This is very weird. The system has been stable so I copied over some large (8-25GB) data files and noted some mismatching md5sum values. What was odd, was that they didn't match for just the larger files.
No bad sectors on the drives, no SMART errors, no errors on the copy. Memory all tested fine.

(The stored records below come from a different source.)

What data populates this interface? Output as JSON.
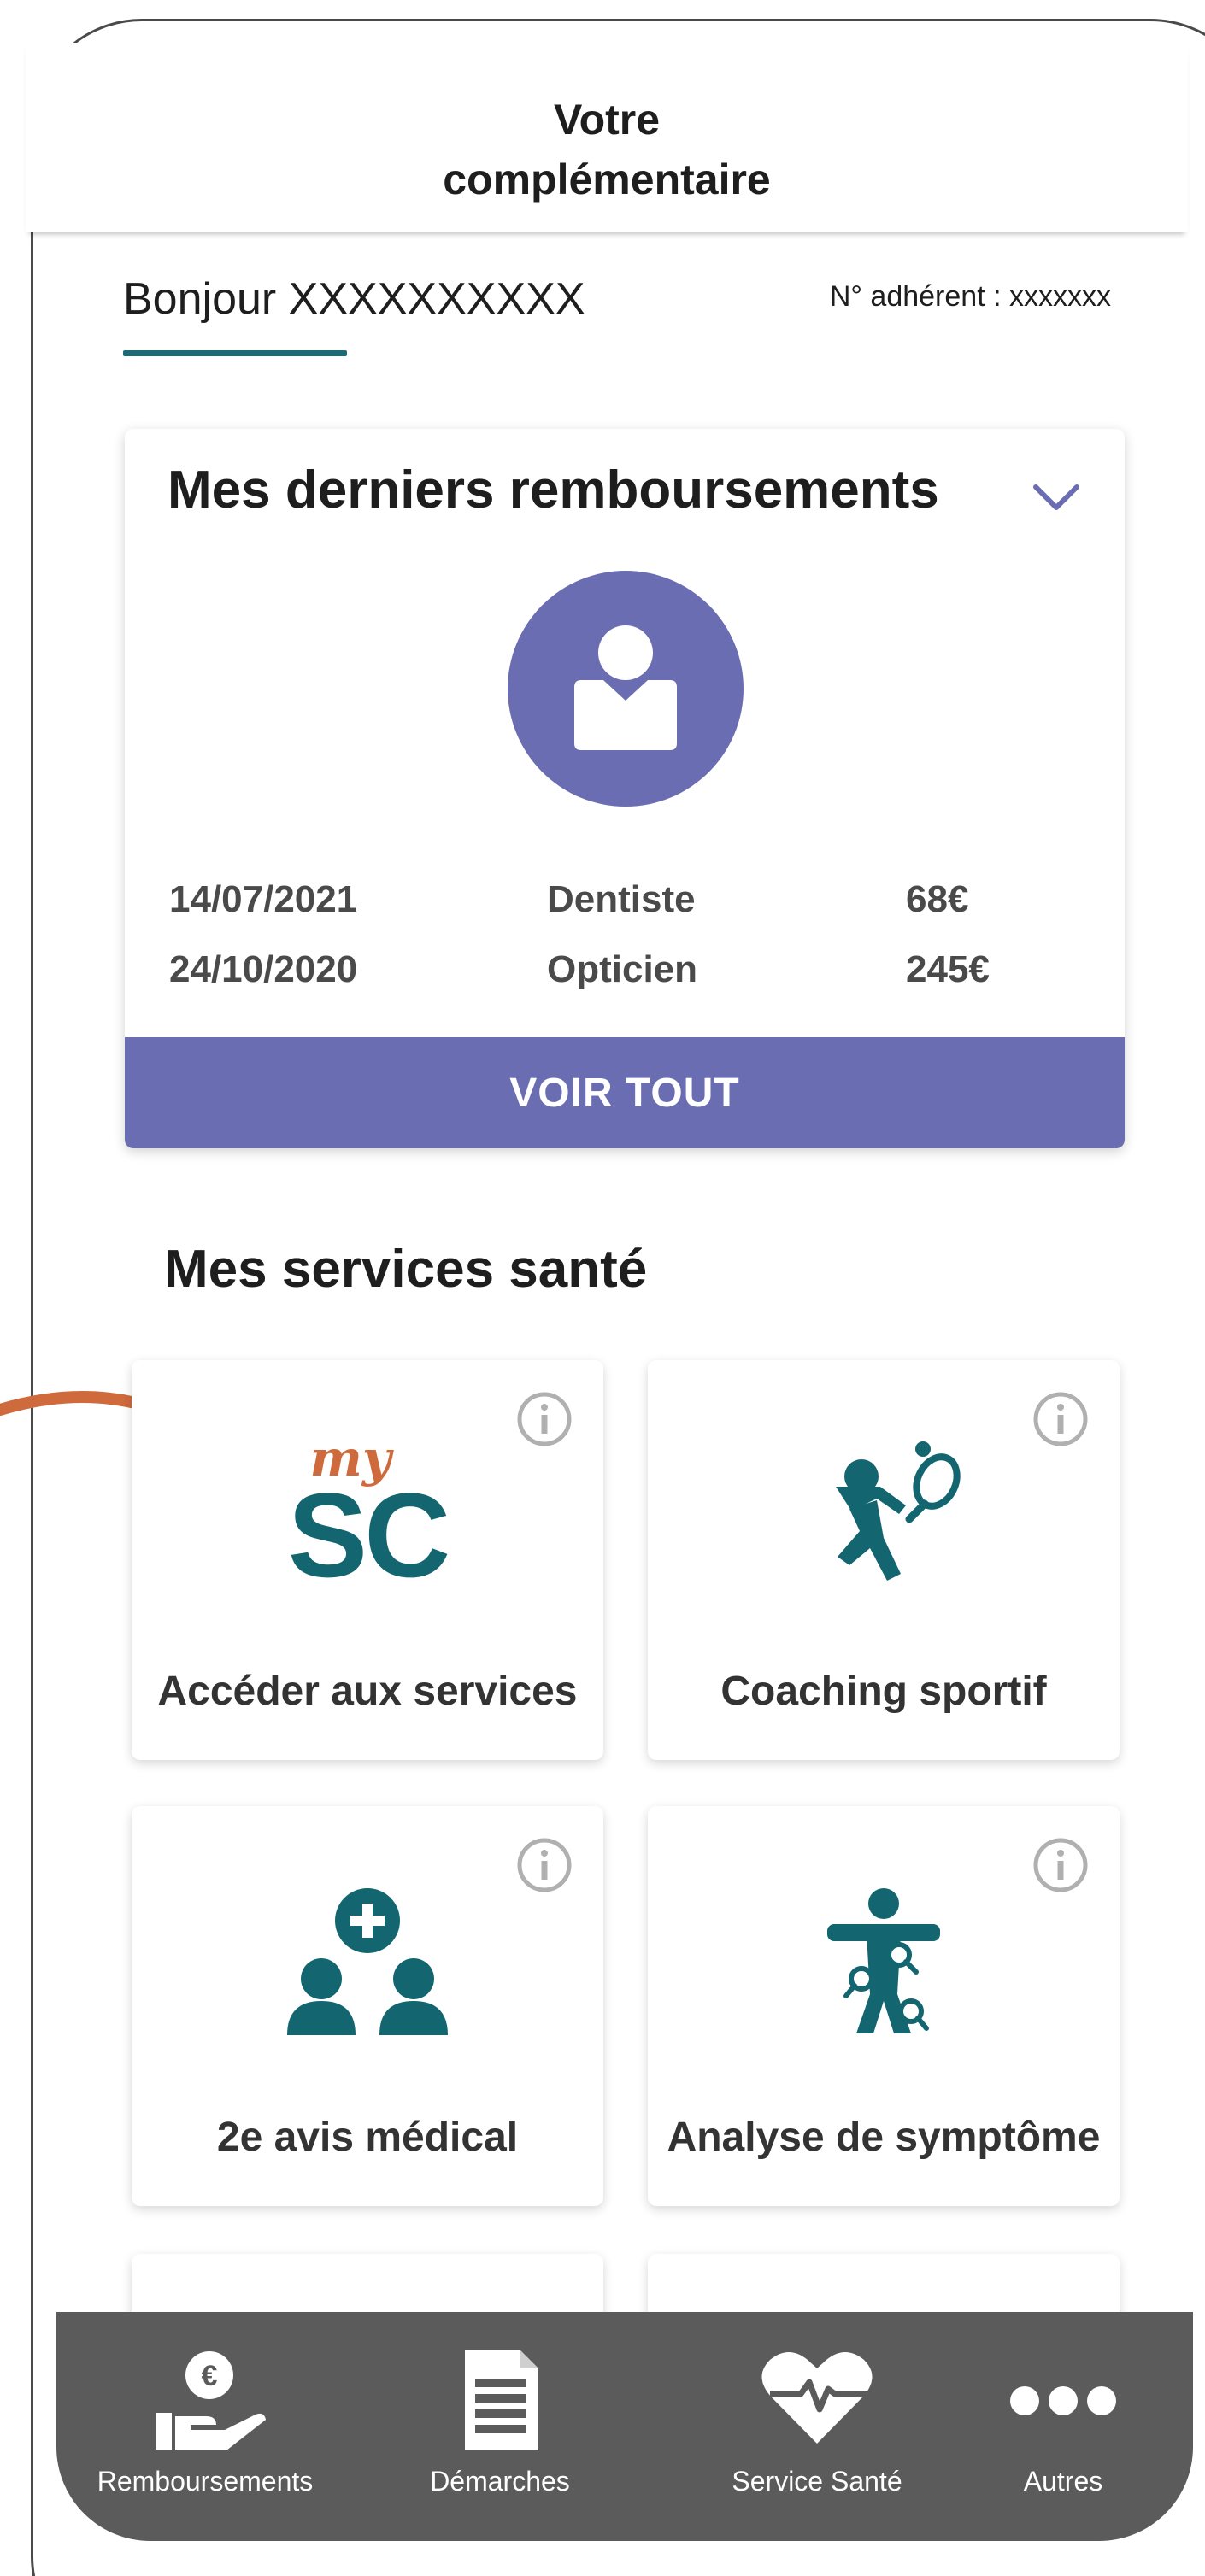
{
  "header": {
    "title_line1": "Votre",
    "title_line2": "complémentaire"
  },
  "greeting": {
    "text": "Bonjour XXXXXXXXXX",
    "member_label": "N° adhérent : xxxxxxx"
  },
  "reimbursements": {
    "title": "Mes derniers remboursements",
    "rows": [
      {
        "date": "14/07/2021",
        "category": "Dentiste",
        "amount": "68€"
      },
      {
        "date": "24/10/2020",
        "category": "Opticien",
        "amount": "245€"
      }
    ],
    "view_all_label": "VOIR TOUT"
  },
  "services": {
    "title": "Mes services santé",
    "tiles": [
      {
        "label": "Accéder aux services",
        "icon": "mysc-logo-icon",
        "logo_top": "my",
        "logo_main": "SC"
      },
      {
        "label": "Coaching sportif",
        "icon": "tennis-player-icon"
      },
      {
        "label": "2e avis médical",
        "icon": "medical-second-opinion-icon"
      },
      {
        "label": "Analyse de symptôme",
        "icon": "symptom-analysis-icon"
      }
    ]
  },
  "bottom_nav": [
    {
      "label": "Remboursements",
      "icon": "hand-euro-icon"
    },
    {
      "label": "Démarches",
      "icon": "document-icon"
    },
    {
      "label": "Service Santé",
      "icon": "heart-pulse-icon"
    },
    {
      "label": "Autres",
      "icon": "more-dots-icon"
    }
  ],
  "colors": {
    "accent_purple": "#6a6db1",
    "teal": "#136670",
    "orange": "#cf6a3c",
    "nav_bg": "#5b5b5b"
  }
}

Further, duplicate md5sum on the same file give different results (again, only with files >10GB). Here's an example with stable md5sum in a 4gb file, unstable for 12gb.
Code: Select all
dd if=/dev/urandom iflag=fullblock of=output.dat bs=1G count=4
4+0 records in
4+0 records out
4294967296 bytes (4.3 GB) copied, 66.9364 s, 64.2 MB/s
[jake@localhost ~]$ md5sum output.dat
d407ce8d4306ec8c65a0c2ebe27fa789 output.dat
[jake@localhost ~]$ md5sum output.dat
d407ce8d4306ec8c65a0c2ebe27fa789 output.dat
[jake@localhost ~]$ md5sum output.dat
d407ce8d4306ec8c65a0c2ebe27fa789 output.dat
[jake@localhost ~]$ md5sum output.dat
d407ce8d4306ec8c65a0c2ebe27fa789 output.dat
[jake@localhost ~]$ rm output.dat
[jake@localhost ~]$ dd if=/dev/urandom iflag=fullblock of=output.dat bs=1G count=6
6+0 records in
6+0 records out
6442450944 bytes (6.4 GB) copied, 98.9325 s, 65.1 MB/s
[jake@localhost ~]$ md5sum output.dat
6bc0ca2954a8df9067ff856d3b2d09db output.dat
[jake@localhost ~]$ md5sum output.dat
6bc0ca2954a8df9067ff856d3b2d09db output.dat
[jake@localhost ~]$ md5sum output.dat
6bc0ca2954a8df9067ff856d3b2d09db output.dat
[jake@localhost ~]$ md5sum output.dat
6bc0ca2954a8df9067ff856d3b2d09db output.dat
[jake@localhost ~]$ md5sum output.dat
6bc0ca2954a8df9067ff856d3b2d09db output.dat
[jake@localhost ~]$ rm output.dat
[jake@localhost ~]$ dd if=/dev/urandom iflag=fullblock of=output.dat bs=1G count=12
12+0 records in
12+0 records out
12884901888 bytes (13 GB) copied, 198.55 s, 64.9 MB/s
[jake@localhost ~]$ md5sum output.dat
20a096b779ad26cd6c596f1657c6f5a1 output.dat
[jake@localhost ~]$ md5sum output.dat
05a08057cfdb3c418da34cd06531133a output.dat
[jake@localhost ~]$ md5sum output.dat
30333dd0e1cb4f068d81548bbf8dabd8 output.dat
[jake@localhost ~]$ md5sum output.dat
30333dd0e1cb4f068d81548bbf8dabd8 output.dat
[jake@localhost ~]$ md5sum output.dat
30333dd0e1cb4f068d81548bbf8dabd8 output.dat
[jake@localhost ~]$ md5sum output.dat
30333dd0e1cb4f068d81548bbf8dabd8 output.dat
And, if you look at parts of larger files (head -c 4G | md5sum), you always get consistent values until you pass more than 8-10G to md5sum. These "partial" md5sums also always match the original files. If the files were corrupted, that wouldn't always be the case.
I found this post:
https://askubuntu.com/questions/968123/ ... vme-drives
I removed some ram as suggested, didn't change the behavior.
Any ideas? Maybe I should move this to a new post.